In the end, Jackson won, killing Biddle’s bank. But it proved a costly victory. Shortly after the bank’s demise, the Panic of 1837 struck, as unregulated state banks flooded the economy with paper money. When the ensuing speculative bubble burst, the federal government was unable to respond. It seemed like a perverse victory for Biddle.
Economic panics ravaged the country again in 1857, 1873, 1893, 1907 and 1929, and rekindled age-old debates. One such debate described by Brands centered on whether the country should base its money supply on the amount of gold or silver in reserve, or whether it should simply print money backed by nothing but faith in the government itself. Latter-day Jeffersons and Hamiltons continued the fight.

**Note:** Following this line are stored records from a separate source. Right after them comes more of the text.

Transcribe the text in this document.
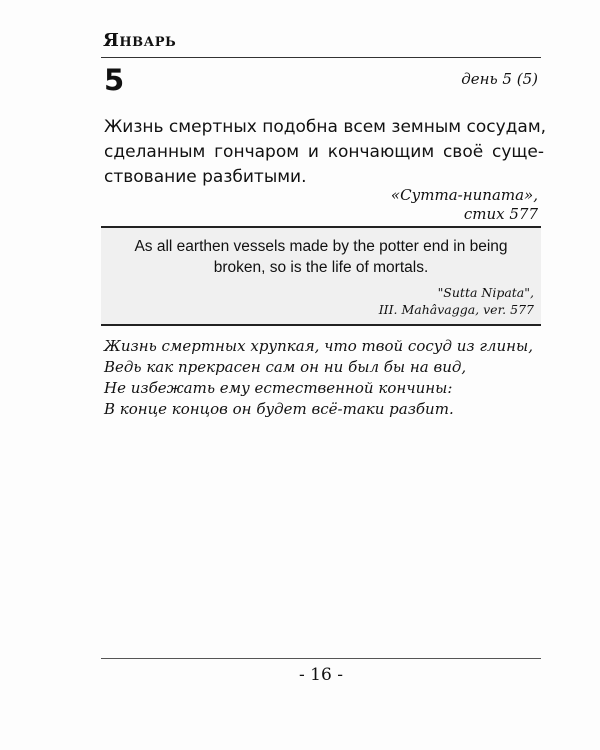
Январь
5	день 5 (5)
Жизнь смертных подобна всем земным сосудам,
сделанным гончаром и кончающим своё суще-
ствование разбитыми.
«Сутта-нипата»,
стих 577
As all earthen vessels made by the potter end in being
broken, so is the life of mortals.
"Sutta Nipata",
III. Mahâvagga, ver. 577
Жизнь смертных хрупкая, что твой сосуд из глины,
Ведь как прекрасен сам он ни был бы на вид,
Не избежать ему естественной кончины:
В конце концов он будет всё-таки разбит.
- 16 -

The Civil War was a triumph for a Hamiltonian interpretation of the Constitution, as President Abraham Lincoln took a highly expansive view of federal power. Lincoln created an income tax and also ordered the Treasury to issue greenbacks, paper money not backed by gold. Brands devotes an entire chapter to an unsung hero of the Civil War, financier Jay Cooke. After Secretary of the Treasury Salmon Chase encountered hesitation from Wall Street financiers in attempting to raise funds, he asked Cooke for help. Cooke conceived of a revolutionary plan: He’d bypass Wall Street and appeal directly to the public by selling war bonds. Launching a huge advertising campaign, Cooke succeeded in filling federal coffers with money from ordinary citizens.
Brands describes the post–Civil War era as one of increasing concentration of wealth gained from industrialization. He tells us, for example, about Jay Gould’s attempt to corner the gold market, as well as J.P. Morgan’s role in saving the nation’s economy on two occasions. Democrats repeatedly attacked “money men” like Morgan for their corrupting influence on government policy.
In the late 19th century, a populist backlash against unregulated capitalism and the gold standard gained ground. Running for president in 1896, Democrat William Jennings Bryan famously attacked Wall Street’s exploitation of farmers and small-town Americans while demanding that the nation stop favoring creditors with a money supply tied solely to gold reserves.
Finally, in 1913, the progressive Democrat Woodrow Wilson created the Federal Reserve System, which Brands believes resolved much of the age-old conflict. The populists would have government oversight of the money supply, while capitalists would receive more economic stability. Brands calls the nine decades since the creation of the Federal Reserve a time of “cease-fire” between the two.
While Brands has done an excellent job describing the historical conflicts between democracy and capitalism, one would be hard-pressed to agree with his conclusion that we’re in a period of ceasefire regarding the money question. Reading today’s headlines, it appears that artillery from opposing political parties and their constituencies continues to fire in both directions. Money, and its influence on democracy, promises to remain a passionate national question.